デバッグ環境については、ファンクションキーのF12を押すとwebブラウザ上に出てくるデベロッパーツールでだいたいデバッグできるので、それを使っていければよいかと思います。ただ、一定のキー操作を覚えた上でやっていかないと、ちょっとしんどいかなとは思います。

 

 

DNCLによる実習の是非を考える

 

DNCL(大学入試センター言語)のお話をします。
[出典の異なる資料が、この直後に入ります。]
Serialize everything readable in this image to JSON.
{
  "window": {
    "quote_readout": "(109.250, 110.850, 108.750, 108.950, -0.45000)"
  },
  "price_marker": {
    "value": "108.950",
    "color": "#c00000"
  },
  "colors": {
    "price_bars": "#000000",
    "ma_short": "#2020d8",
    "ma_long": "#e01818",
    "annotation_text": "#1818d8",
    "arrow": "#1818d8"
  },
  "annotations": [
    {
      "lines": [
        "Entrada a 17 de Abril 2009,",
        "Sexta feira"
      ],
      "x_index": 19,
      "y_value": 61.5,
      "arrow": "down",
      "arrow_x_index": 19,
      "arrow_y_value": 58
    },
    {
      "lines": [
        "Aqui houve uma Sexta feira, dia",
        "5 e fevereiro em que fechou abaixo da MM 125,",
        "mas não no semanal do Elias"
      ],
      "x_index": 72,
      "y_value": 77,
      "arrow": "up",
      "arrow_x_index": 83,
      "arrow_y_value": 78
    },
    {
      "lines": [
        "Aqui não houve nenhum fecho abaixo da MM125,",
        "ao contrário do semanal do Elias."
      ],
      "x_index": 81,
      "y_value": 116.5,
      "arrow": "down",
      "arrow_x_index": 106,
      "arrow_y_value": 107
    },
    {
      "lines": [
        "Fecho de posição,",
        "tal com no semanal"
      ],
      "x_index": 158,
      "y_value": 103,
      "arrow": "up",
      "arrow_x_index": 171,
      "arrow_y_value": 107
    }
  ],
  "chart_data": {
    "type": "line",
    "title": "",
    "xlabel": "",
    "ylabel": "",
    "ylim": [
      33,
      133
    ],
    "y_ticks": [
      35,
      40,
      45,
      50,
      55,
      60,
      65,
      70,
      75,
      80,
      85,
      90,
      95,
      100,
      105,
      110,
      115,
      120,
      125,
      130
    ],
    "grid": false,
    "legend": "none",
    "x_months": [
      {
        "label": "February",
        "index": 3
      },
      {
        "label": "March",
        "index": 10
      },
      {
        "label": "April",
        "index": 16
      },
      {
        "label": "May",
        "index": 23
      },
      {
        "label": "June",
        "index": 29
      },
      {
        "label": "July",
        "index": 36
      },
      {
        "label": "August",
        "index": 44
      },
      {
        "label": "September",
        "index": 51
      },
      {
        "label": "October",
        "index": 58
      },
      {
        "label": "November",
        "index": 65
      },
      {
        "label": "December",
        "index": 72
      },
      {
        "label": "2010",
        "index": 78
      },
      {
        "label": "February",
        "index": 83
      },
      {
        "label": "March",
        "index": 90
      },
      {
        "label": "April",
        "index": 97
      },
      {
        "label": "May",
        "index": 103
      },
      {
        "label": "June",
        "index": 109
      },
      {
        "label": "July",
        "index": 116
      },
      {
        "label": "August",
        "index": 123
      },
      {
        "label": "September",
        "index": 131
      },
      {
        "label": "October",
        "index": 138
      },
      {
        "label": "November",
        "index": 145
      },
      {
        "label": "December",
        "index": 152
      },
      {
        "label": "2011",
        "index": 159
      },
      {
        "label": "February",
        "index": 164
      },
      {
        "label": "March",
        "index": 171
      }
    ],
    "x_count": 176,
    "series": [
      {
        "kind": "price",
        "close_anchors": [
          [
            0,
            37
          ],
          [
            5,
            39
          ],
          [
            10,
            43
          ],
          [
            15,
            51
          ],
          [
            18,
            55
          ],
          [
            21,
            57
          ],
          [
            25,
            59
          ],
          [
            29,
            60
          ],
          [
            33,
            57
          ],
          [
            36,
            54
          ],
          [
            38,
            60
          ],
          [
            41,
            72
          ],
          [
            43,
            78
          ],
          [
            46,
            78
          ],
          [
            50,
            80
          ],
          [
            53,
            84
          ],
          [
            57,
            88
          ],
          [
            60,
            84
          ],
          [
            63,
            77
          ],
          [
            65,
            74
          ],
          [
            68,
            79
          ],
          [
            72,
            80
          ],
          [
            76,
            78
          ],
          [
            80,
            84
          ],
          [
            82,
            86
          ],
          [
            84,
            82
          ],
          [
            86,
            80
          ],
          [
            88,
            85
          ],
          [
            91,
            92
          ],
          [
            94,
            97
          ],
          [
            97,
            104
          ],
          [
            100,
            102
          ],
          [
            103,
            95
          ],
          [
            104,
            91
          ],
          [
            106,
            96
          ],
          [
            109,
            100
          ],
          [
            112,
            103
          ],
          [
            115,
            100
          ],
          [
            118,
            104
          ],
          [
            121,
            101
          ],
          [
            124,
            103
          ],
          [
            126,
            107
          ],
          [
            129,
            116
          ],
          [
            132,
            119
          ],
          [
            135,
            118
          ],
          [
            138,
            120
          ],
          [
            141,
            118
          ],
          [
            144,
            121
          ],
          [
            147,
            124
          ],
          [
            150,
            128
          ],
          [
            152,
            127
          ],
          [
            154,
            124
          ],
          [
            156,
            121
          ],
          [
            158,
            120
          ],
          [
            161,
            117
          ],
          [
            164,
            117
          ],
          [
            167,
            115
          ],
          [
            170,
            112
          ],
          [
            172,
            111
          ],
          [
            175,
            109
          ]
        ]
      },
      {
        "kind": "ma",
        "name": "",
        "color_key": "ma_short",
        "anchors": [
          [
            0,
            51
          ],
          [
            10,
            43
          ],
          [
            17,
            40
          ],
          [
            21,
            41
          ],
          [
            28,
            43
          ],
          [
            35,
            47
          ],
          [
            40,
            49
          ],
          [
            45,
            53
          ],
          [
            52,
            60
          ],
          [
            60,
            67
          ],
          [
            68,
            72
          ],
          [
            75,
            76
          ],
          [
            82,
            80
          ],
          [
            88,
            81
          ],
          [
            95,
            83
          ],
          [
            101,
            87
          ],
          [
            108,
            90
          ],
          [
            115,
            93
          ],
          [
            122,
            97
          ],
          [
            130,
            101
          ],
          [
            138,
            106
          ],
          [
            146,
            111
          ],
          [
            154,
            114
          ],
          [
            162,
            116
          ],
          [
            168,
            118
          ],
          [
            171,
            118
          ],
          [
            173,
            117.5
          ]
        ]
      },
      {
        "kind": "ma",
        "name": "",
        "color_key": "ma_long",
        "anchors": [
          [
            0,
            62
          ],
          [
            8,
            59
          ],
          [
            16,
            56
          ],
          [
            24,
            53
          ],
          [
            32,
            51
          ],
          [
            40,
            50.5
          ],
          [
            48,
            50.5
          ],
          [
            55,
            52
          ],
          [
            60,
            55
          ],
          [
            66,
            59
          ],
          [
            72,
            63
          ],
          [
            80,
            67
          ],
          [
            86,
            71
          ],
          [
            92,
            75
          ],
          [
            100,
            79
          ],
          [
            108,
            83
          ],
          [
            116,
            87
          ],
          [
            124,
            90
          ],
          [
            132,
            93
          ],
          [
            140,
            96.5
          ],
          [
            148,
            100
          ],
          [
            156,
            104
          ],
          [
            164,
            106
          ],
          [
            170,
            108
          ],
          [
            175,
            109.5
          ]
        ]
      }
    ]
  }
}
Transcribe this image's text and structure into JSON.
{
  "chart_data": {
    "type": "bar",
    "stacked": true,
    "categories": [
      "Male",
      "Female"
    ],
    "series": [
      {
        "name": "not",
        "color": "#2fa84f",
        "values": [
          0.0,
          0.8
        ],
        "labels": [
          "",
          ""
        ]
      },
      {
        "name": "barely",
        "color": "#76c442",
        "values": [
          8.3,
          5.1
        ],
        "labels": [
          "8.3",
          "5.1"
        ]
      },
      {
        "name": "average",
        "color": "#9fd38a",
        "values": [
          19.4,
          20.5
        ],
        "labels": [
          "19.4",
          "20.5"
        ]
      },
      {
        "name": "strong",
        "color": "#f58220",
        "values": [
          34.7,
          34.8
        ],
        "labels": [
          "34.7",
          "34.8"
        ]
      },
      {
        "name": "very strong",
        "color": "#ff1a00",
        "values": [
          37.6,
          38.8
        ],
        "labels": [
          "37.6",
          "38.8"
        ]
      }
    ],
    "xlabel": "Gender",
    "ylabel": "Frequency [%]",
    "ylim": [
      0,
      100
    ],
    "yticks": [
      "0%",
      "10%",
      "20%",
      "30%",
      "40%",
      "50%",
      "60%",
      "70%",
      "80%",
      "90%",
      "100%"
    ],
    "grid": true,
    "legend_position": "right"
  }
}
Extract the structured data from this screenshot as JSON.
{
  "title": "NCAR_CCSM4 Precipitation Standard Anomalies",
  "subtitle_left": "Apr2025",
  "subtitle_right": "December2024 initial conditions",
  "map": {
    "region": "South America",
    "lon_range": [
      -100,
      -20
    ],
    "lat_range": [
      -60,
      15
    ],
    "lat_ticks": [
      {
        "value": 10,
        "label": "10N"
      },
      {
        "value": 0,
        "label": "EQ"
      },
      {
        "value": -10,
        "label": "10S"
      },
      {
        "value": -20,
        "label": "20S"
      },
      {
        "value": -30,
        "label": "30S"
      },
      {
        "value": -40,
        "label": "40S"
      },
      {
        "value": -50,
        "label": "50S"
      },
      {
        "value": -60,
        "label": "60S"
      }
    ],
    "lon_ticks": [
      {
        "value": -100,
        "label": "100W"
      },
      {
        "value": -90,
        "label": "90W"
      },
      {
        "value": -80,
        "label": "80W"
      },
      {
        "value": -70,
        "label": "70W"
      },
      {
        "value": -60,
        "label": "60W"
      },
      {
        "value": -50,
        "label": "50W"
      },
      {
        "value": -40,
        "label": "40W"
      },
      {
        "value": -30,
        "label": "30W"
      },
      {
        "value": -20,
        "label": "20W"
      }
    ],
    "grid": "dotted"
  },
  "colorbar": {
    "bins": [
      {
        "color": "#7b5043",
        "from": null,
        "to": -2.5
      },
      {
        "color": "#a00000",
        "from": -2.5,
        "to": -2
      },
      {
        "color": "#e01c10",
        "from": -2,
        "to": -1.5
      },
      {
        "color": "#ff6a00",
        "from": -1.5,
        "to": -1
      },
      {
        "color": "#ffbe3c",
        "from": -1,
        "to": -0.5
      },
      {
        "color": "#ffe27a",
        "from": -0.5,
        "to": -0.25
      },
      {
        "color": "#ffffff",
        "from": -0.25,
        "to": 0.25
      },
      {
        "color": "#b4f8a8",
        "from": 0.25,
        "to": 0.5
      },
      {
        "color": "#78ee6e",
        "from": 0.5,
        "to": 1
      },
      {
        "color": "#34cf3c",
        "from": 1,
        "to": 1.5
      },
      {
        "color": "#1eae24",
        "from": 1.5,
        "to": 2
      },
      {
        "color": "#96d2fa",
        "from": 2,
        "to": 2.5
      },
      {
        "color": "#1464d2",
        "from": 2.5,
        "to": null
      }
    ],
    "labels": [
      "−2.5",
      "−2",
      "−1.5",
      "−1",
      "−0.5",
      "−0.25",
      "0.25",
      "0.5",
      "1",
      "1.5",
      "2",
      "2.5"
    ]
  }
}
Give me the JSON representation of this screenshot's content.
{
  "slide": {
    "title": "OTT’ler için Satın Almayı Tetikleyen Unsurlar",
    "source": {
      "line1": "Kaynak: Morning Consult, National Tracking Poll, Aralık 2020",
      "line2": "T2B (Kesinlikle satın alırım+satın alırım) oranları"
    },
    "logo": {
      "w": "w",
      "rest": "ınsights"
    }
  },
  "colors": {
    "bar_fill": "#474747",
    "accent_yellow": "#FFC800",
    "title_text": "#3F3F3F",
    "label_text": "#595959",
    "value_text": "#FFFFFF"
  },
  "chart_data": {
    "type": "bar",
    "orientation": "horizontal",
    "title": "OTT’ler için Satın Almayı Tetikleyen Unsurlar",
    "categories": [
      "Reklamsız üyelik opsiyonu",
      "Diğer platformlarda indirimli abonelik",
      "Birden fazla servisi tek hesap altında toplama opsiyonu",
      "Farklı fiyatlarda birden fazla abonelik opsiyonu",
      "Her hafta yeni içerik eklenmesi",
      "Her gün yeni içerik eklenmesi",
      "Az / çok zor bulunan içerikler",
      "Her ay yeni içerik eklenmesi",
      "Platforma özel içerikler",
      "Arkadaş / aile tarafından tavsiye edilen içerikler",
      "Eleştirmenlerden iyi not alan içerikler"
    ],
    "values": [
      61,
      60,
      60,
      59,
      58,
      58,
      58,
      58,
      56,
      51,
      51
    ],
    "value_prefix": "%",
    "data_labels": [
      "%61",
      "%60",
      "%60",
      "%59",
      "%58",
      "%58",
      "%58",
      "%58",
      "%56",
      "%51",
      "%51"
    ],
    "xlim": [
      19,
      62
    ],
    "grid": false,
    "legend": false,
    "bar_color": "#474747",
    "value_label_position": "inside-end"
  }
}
大学入学共通テストに「情報I」が追加されることが話題になっています。大学入試センターは「試作問題(検討イメージ)」、あるいは「サンプル問題」を公開したりしていますが、共通テストや、その前のセンター試験の時代から、「情報関係基礎」でDNCLという日本語をベースにした疑似言語を使った問題を出題しており、私たちも教材として使わせてもらってきました。

 

先ほどの試作問題やサンプル問題は、DNCLはスライドの下にあるようなPython的な構文になっています。

 

 

DNCLは、紙面上だけの動かない言語ではなくて、実際にパソコンで動く実行環境も多々作られています。私自身もDNCLの実行環境を作っています。

 

では、パソコン上で動くのなら、このDNCLを使って授業で実習をしてしまえば、入試対策にもなって一石二鳥じゃないかという考え方もあるかもしれません。

 

しかし、ツールを作っている立場から言っても、これには賛成しません。というのは、DNCLは、この実行環境の中で完結することしかできないので、例えばそこから外にある何かにつなげていきたいということになると、やはりPythonやJavaScript、VBA、Scratchといった、一般に使われている言語でなければダメだといった場面が出てきます。

 

ですから、そういった外の世界へつなげられる環境で実習をやって行かないと、実際の問題解決につながっていかないのではないかと考えています。逆に、これらのいろいろな言語からDNCLへ読み換えることは自然にできるので、さほど心配はいらないかと思います。

 

ただ、DNCLは日本語ベースの表記なので初歩としては易しいということもありますので、導入で使ったり、入試前に集中して演習で使っていくということは有効ではないかと考えています。

 

 

相談し、情報共有ができる場に参加することの大切さ

 

最後に、愛知県の研究会で出てきたお話です。

 

公立高校の情報教室というのは、いろいろなソフトをインストールする手続きが面倒なので、だったら「定番の環境」というものを作ってしまって、県全体で一括して申請してしまって、どこの学校へ行っても同じ環境で使えるとしたらどうかという提案がありました。

 

これには、スライドに挙げたような課題があって、実現はしていませんが、大事なのは、そういった考えを共有できる場があるということであると思います。情報の教員は学校に一人しかいないということもありますので、他の学校の先生とつながっていかないと、情報共有ができません。その意味でも全高情研という場があることが非常にありがたいことであると思います。